Over the weekend I visited my family and ended up in a somewhat disturbing conversation with my father about my 14-year-old sister. I had mentioned that I am considering more school, and it turned into something like this:
Dad: How come you didn’t get all your brothers and sister to be as smart as you?
Me: um . . . [unsure how to respond to this strange question.]
Dad: [Lil’ Sis] is doing pretty well in school, but she’s getting really boy crazy. Pretty soon she’ll figure out that boys don’t like smart girls.
Me: You told me that when I was younger.
Dad: I wouldn’t have actually told you that.
Me: But you did!
Dad: Well, I wouldn’t have said that until you could handle it, at least until you were a senior in high school.

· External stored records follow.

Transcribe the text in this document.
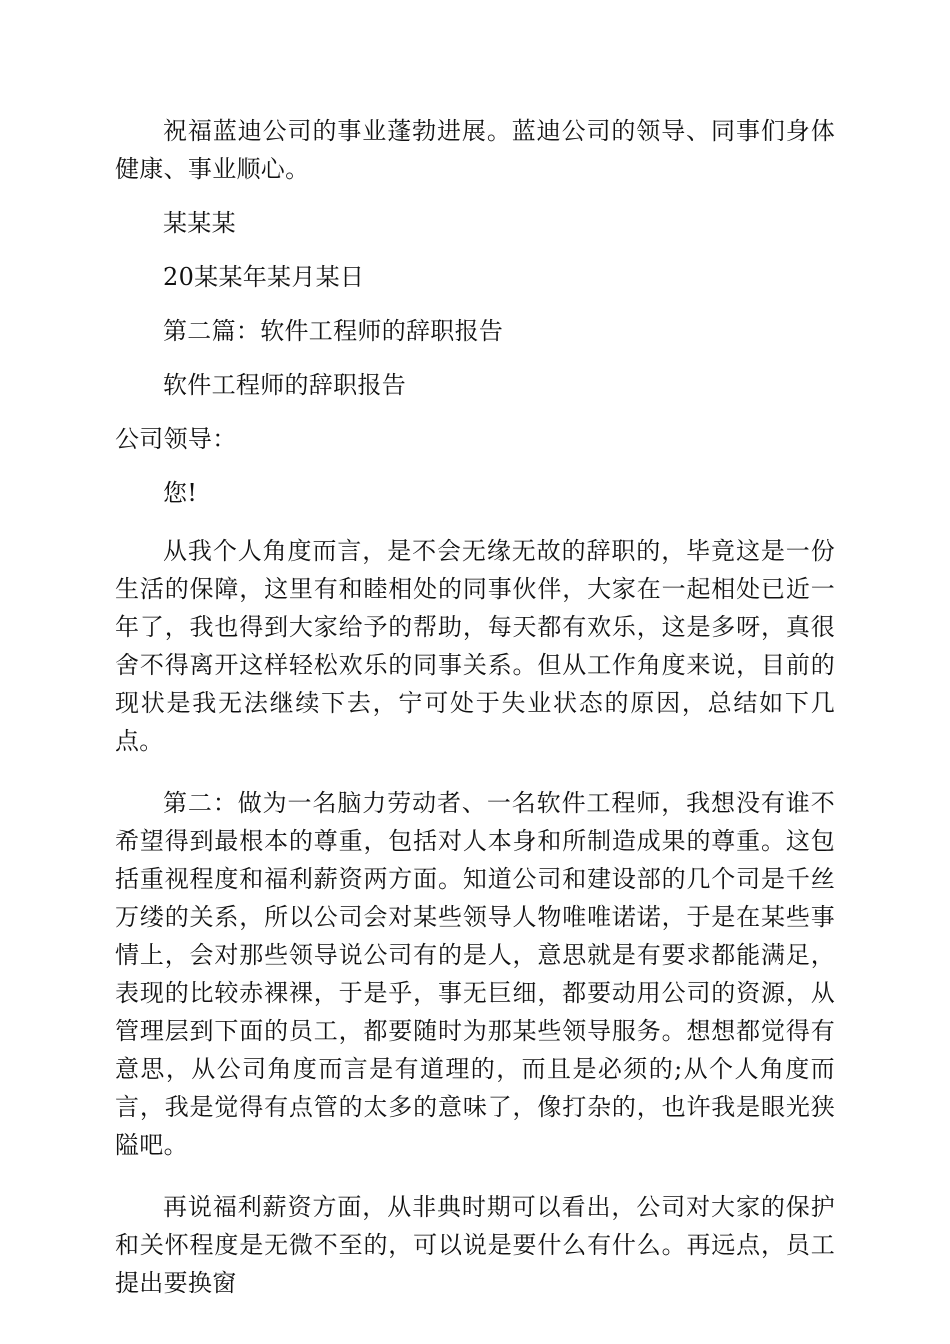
祝福蓝迪公司的事业蓬勃进展。蓝迪公司的领导、同事们身体健康、事业顺心。

某某某

20某某年某月某日

第二篇：软件工程师的辞职报告

软件工程师的辞职报告

公司领导：

您!

从我个人角度而言，是不会无缘无故的辞职的，毕竟这是一份生活的保障，这里有和睦相处的同事伙伴，大家在一起相处已近一年了，我也得到大家给予的帮助，每天都有欢乐，这是多呀，真很舍不得离开这样轻松欢乐的同事关系。但从工作角度来说，目前的现状是我无法继续下去，宁可处于失业状态的原因，总结如下几点。

第二：做为一名脑力劳动者、一名软件工程师，我想没有谁不希望得到最根本的尊重，包括对人本身和所制造成果的尊重。这包括重视程度和福利薪资两方面。知道公司和建设部的几个司是千丝万缕的关系，所以公司会对某些领导人物唯唯诺诺，于是在某些事情上，会对那些领导说公司有的是人，意思就是有要求都能满足，表现的比较赤裸裸，于是乎，事无巨细，都要动用公司的资源，从管理层到下面的员工，都要随时为那某些领导服务。想想都觉得有意思，从公司角度而言是有道理的，而且是必须的;从个人角度而言，我是觉得有点管的太多的意味了，像打杂的，也许我是眼光狭隘吧。

再说福利薪资方面，从非典时期可以看出，公司对大家的保护和关怀程度是无微不至的，可以说是要什么有什么。再远点，员工提出要换窗
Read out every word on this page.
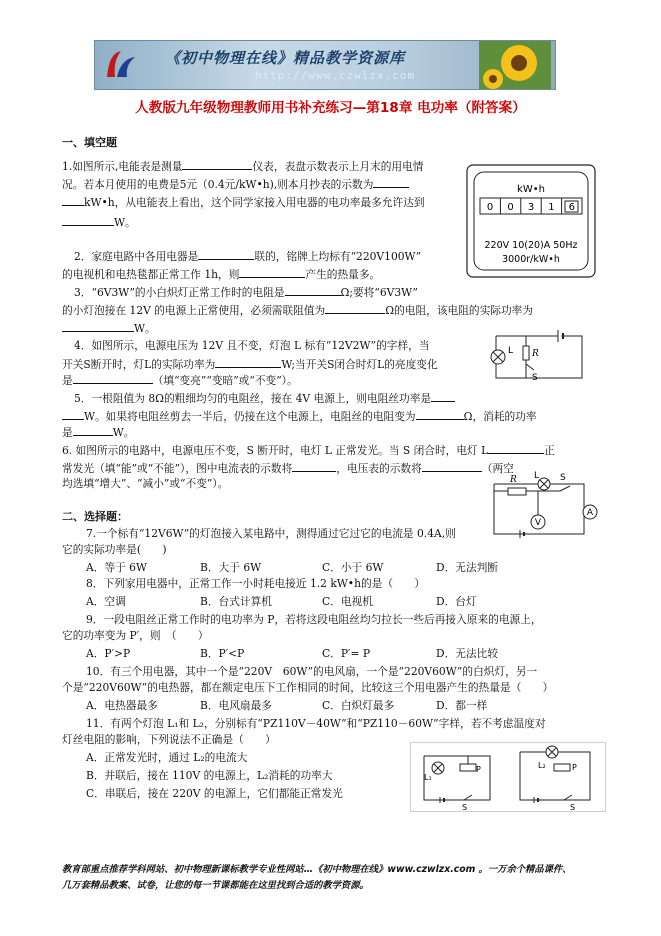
《初中物理在线》精品教学资源库
http://www.czwlzx.com
人教版九年级物理教师用书补充练习—第18章 电功率（附答案）
一、填空题
1.如图所示,电能表是测量	仪表，表盘示数表示上月末的用电情
况。若本月使用的电费是5元（0.4元/kW•h),则本月抄表的示数为
kW•h，从电能表上看出，这个同学家接入用电器的电功率最多允许达到
W。
kW•h
0 0 3 1 6
220V 10(20)A 50Hz
3000r/kW•h
2．家庭电路中各用电器是	联的，铭牌上均标有“220V100W”
的电视机和电热毯都正常工作 1h，则	产生的热量多。
3．“6V3W”的小白炽灯正常工作时的电阻是	Ω;要将“6V3W”
的小灯泡接在 12V 的电源上正常使用，必须需联阻值为	Ω的电阻，该电阻的实际功率为
W。
4．如图所示，电源电压为 12V 且不变，灯泡 L 标有“12V2W”的字样，当
开关S断开时，灯L的实际功率为	W;当开关S闭合时灯L的亮度变化
是	（填“变亮”“变暗”或“不变”）。
L R
S
5．一根阻值为 8Ω的粗细均匀的电阻丝，接在 4V 电源上，则电阻丝功率是
W。如果将电阻丝剪去一半后，仍接在这个电源上，电阻丝的电阻变为	Ω，消耗的功率
是	W。
6. 如图所示的电路中，电源电压不变，S 断开时，电灯 L 正常发光。当 S 闭合时，电灯 L	正
常发光（填“能”或“不能”），图中电流表的示数将	，电压表的示数将	（两空
均选填“增大”、“减小”或“不变”）。	R L S
V
A
二、选择题：
7.一个标有“12V6W”的灯泡接入某电路中，测得通过它过它的电流是 0.4A,则
它的实际功率是(　　)
A．等于 6W	B．大于 6W	C．小于 6W	D．无法判断
8．下列家用电器中，正常工作一小时耗电接近 1.2 kW•h的是（　　）
A．空调	B．台式计算机	C．电视机	D．台灯
9．一段电阻丝正常工作时的电功率为 P，若将这段电阻丝均匀拉长一些后再接入原来的电源上，
它的功率变为 P′，则　（　　）
A．P′>P	B．P′<P	C．P′= P	D．无法比较
10．有三个用电器，其中一个是“220V　60W”的电风扇，一个是“220V60W”的白炽灯，另一
个是“220V60W”的电热器，都在额定电压下工作相同的时间，比较这三个用电器产生的热量是（　　）
A．电热器最多	B．电风扇最多	C．白炽灯最多	D．都一样
11．有两个灯泡 L₁和 L₂，分别标有“PZ110V－40W”和“PZ110－60W”字样，若不考虑温度对
灯丝电阻的影响，下列说法不正确是（　　）
A．正常发光时，通过 L₂的电流大
B．并联后，接在 110V 的电源上，L₂消耗的功率大
C．串联后，接在 220V 的电源上，它们都能正常发光
L₁
P
S
L₂	P
S
教育部重点推荐学科网站、初中物理新课标教学专业性网站…《初中物理在线》www.czwlzx.com 。一万余个精品课件、
几万套精品教案、试卷，让您的每一节课都能在这里找到合适的教学资源。
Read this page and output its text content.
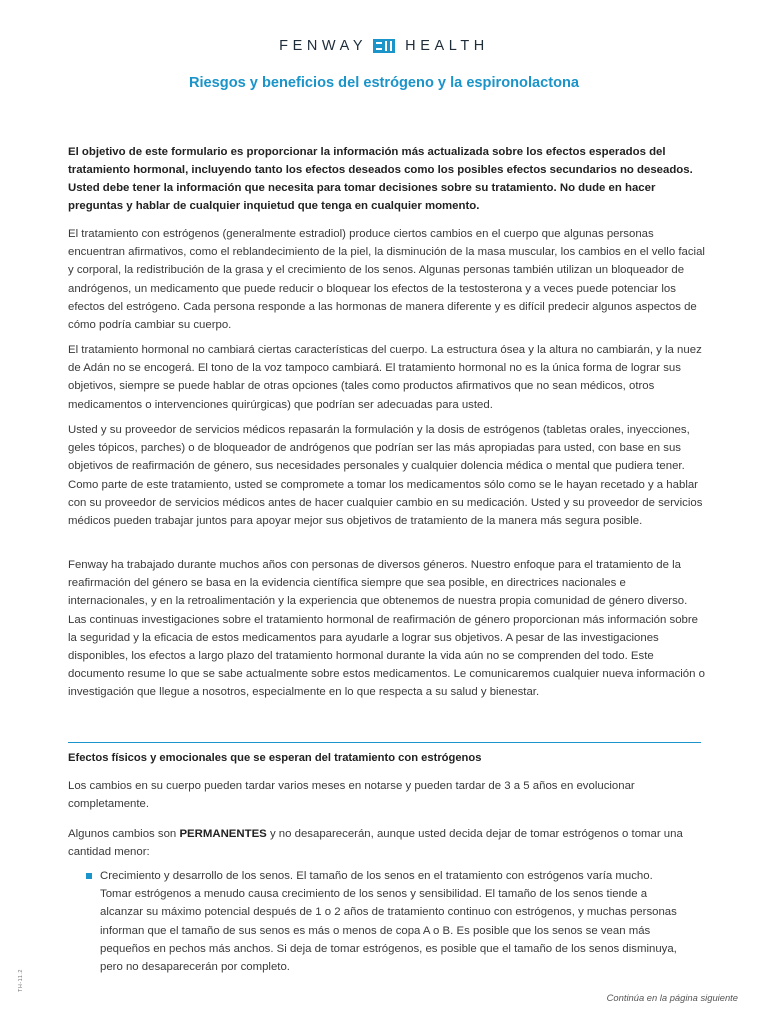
FENWAY	HEALTH
Riesgos y beneficios del estrógeno y la espironolactona

El objetivo de este formulario es proporcionar la información más actualizada sobre los efectos esperados del tratamiento hormonal, incluyendo tanto los efectos deseados como los posibles efectos secundarios no deseados. Usted debe tener la información que necesita para tomar decisiones sobre su tratamiento. No dude en hacer preguntas y hablar de cualquier inquietud que tenga en cualquier momento.

El tratamiento con estrógenos (generalmente estradiol) produce ciertos cambios en el cuerpo que algunas personas encuentran afirmativos, como el reblandecimiento de la piel, la disminución de la masa muscular, los cambios en el vello facial y corporal, la redistribución de la grasa y el crecimiento de los senos. Algunas personas también utilizan un bloqueador de andrógenos, un medicamento que puede reducir o bloquear los efectos de la testosterona y a veces puede potenciar los efectos del estrógeno. Cada persona responde a las hormonas de manera diferente y es difícil predecir algunos aspectos de cómo podría cambiar su cuerpo.

El tratamiento hormonal no cambiará ciertas características del cuerpo. La estructura ósea y la altura no cambiarán, y la nuez de Adán no se encogerá. El tono de la voz tampoco cambiará. El tratamiento hormonal no es la única forma de lograr sus objetivos, siempre se puede hablar de otras opciones (tales como productos afirmativos que no sean médicos, otros medicamentos o intervenciones quirúrgicas) que podrían ser adecuadas para usted.

Usted y su proveedor de servicios médicos repasarán la formulación y la dosis de estrógenos (tabletas orales, inyecciones, geles tópicos, parches) o de bloqueador de andrógenos que podrían ser las más apropiadas para usted, con base en sus objetivos de reafirmación de género, sus necesidades personales y cualquier dolencia médica o mental que pudiera tener. Como parte de este tratamiento, usted se compromete a tomar los medicamentos sólo como se le hayan recetado y a hablar con su proveedor de servicios médicos antes de hacer cualquier cambio en su medicación. Usted y su proveedor de servicios médicos pueden trabajar juntos para apoyar mejor sus objetivos de tratamiento de la manera más segura posible.

Fenway ha trabajado durante muchos años con personas de diversos géneros. Nuestro enfoque para el tratamiento de la reafirmación del género se basa en la evidencia científica siempre que sea posible, en directrices nacionales e internacionales, y en la retroalimentación y la experiencia que obtenemos de nuestra propia comunidad de género diverso. Las continuas investigaciones sobre el tratamiento hormonal de reafirmación de género proporcionan más información sobre la seguridad y la eficacia de estos medicamentos para ayudarle a lograr sus objetivos. A pesar de las investigaciones disponibles, los efectos a largo plazo del tratamiento hormonal durante la vida aún no se comprenden del todo. Este documento resume lo que se sabe actualmente sobre estos medicamentos. Le comunicaremos cualquier nueva información o investigación que llegue a nosotros, especialmente en lo que respecta a su salud y bienestar.

Efectos físicos y emocionales que se esperan del tratamiento con estrógenos

Los cambios en su cuerpo pueden tardar varios meses en notarse y pueden tardar de 3 a 5 años en evolucionar completamente.

Algunos cambios son PERMANENTES y no desaparecerán, aunque usted decida dejar de tomar estrógenos o tomar una cantidad menor:

Crecimiento y desarrollo de los senos. El tamaño de los senos en el tratamiento con estrógenos varía mucho. Tomar estrógenos a menudo causa crecimiento de los senos y sensibilidad. El tamaño de los senos tiende a alcanzar su máximo potencial después de 1 o 2 años de tratamiento continuo con estrógenos, y muchas personas informan que el tamaño de sus senos es más o menos de copa A o B. Es posible que los senos se vean más pequeños en pechos más anchos. Si deja de tomar estrógenos, es posible que el tamaño de los senos disminuya, pero no desaparecerán por completo.
Continúa en la página siguiente
TH-11.2
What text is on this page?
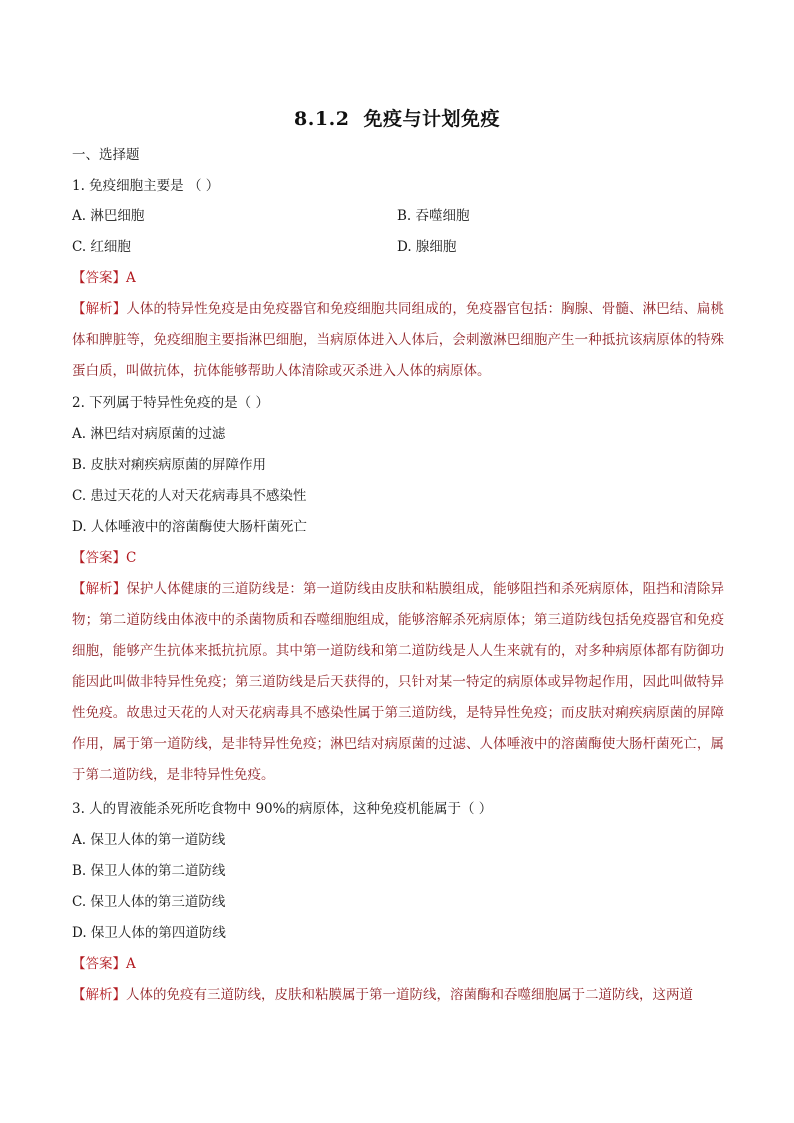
8.1.2 免疫与计划免疫
一、选择题
1. 免疫细胞主要是 （ ）
A. 淋巴细胞	B. 吞噬细胞
C. 红细胞	D. 腺细胞
【答案】A
【解析】人体的特异性免疫是由免疫器官和免疫细胞共同组成的，免疫器官包括：胸腺、骨髓、淋巴结、扁桃体和脾脏等，免疫细胞主要指淋巴细胞，当病原体进入人体后，会刺激淋巴细胞产生一种抵抗该病原体的特殊蛋白质，叫做抗体，抗体能够帮助人体清除或灭杀进入人体的病原体。
2. 下列属于特异性免疫的是（ ）
A. 淋巴结对病原菌的过滤
B. 皮肤对痢疾病原菌的屏障作用
C. 患过天花的人对天花病毒具不感染性
D. 人体唾液中的溶菌酶使大肠杆菌死亡
【答案】C
【解析】保护人体健康的三道防线是：第一道防线由皮肤和粘膜组成，能够阻挡和杀死病原体，阻挡和清除异物；第二道防线由体液中的杀菌物质和吞噬细胞组成，能够溶解杀死病原体；第三道防线包括免疫器官和免疫细胞，能够产生抗体来抵抗抗原。其中第一道防线和第二道防线是人人生来就有的，对多种病原体都有防御功能因此叫做非特异性免疫；第三道防线是后天获得的，只针对某一特定的病原体或异物起作用，因此叫做特异性免疫。故患过天花的人对天花病毒具不感染性属于第三道防线，是特异性免疫；而皮肤对痢疾病原菌的屏障作用，属于第一道防线，是非特异性免疫；淋巴结对病原菌的过滤、人体唾液中的溶菌酶使大肠杆菌死亡，属于第二道防线，是非特异性免疫。
3. 人的胃液能杀死所吃食物中 90%的病原体，这种免疫机能属于（ ）
A. 保卫人体的第一道防线
B. 保卫人体的第二道防线
C. 保卫人体的第三道防线
D. 保卫人体的第四道防线
【答案】A
【解析】人体的免疫有三道防线，皮肤和粘膜属于第一道防线，溶菌酶和吞噬细胞属于二道防线，这两道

Me: Make sure you never tell her that!
What I remember him saying was that boys would be intimidated by me. From our conversation over the weekend, it seems clear that he had, and still has, no idea what kind of impact that kind of statement from a girl’s father can have. I’ve always felt he was proud of me and my accomplishments. Whatever my father thinks he did or did not tell me, I clearly remember the devastating feeling that there was something less lovable about me because of my intelligence and that I would not be wanted by boys. As I spoke with some friends about the experience, it seems I was not the only one who heard this. Another woman recounted being told by her father’s friend, a successful businessman, that she’d better “dumb it down” or she would not get married. Recently, even President Hinckley seemed to play off of this idea when he said to the young men: “And so I say to you young men, rise up and discipline yourself to take advantage of educational opportunities. Do you wish to marry a girl whose education has been far superior to your own?”
I found a brief chance to converse with my sister later, and I asked her about her class schedule for fall. (After discussion of other classes):
Me: So what math class are you taking?
Lil’ Sis: Geometry. It will be my last math class.
Lil’ Sis: I’m not smart enough to take more math.
Me: What are you talking about? Of course you are smart enough!!
Lil’ Sis: Well, actually I am pretty good at math.
The playing dumb act that I did is already happening with her. So I’m left wondering what I can do or say to help my little sister avoid what I went through. A good long talk with my father is in order, in the hopes that he will not continue to believe or perpetuate such a damaging idea. I don’t believe there is any truth to the idea that boys don’t like smart girls, at least any boy worth dating. I wonder what I can say to my sister. I have no idea how much influence I have on her. Our age difference is quite large and I haven’t lived in the same house with her for nearly a decade. I hope I can so something to help spare her some of the same difficulties that I went through.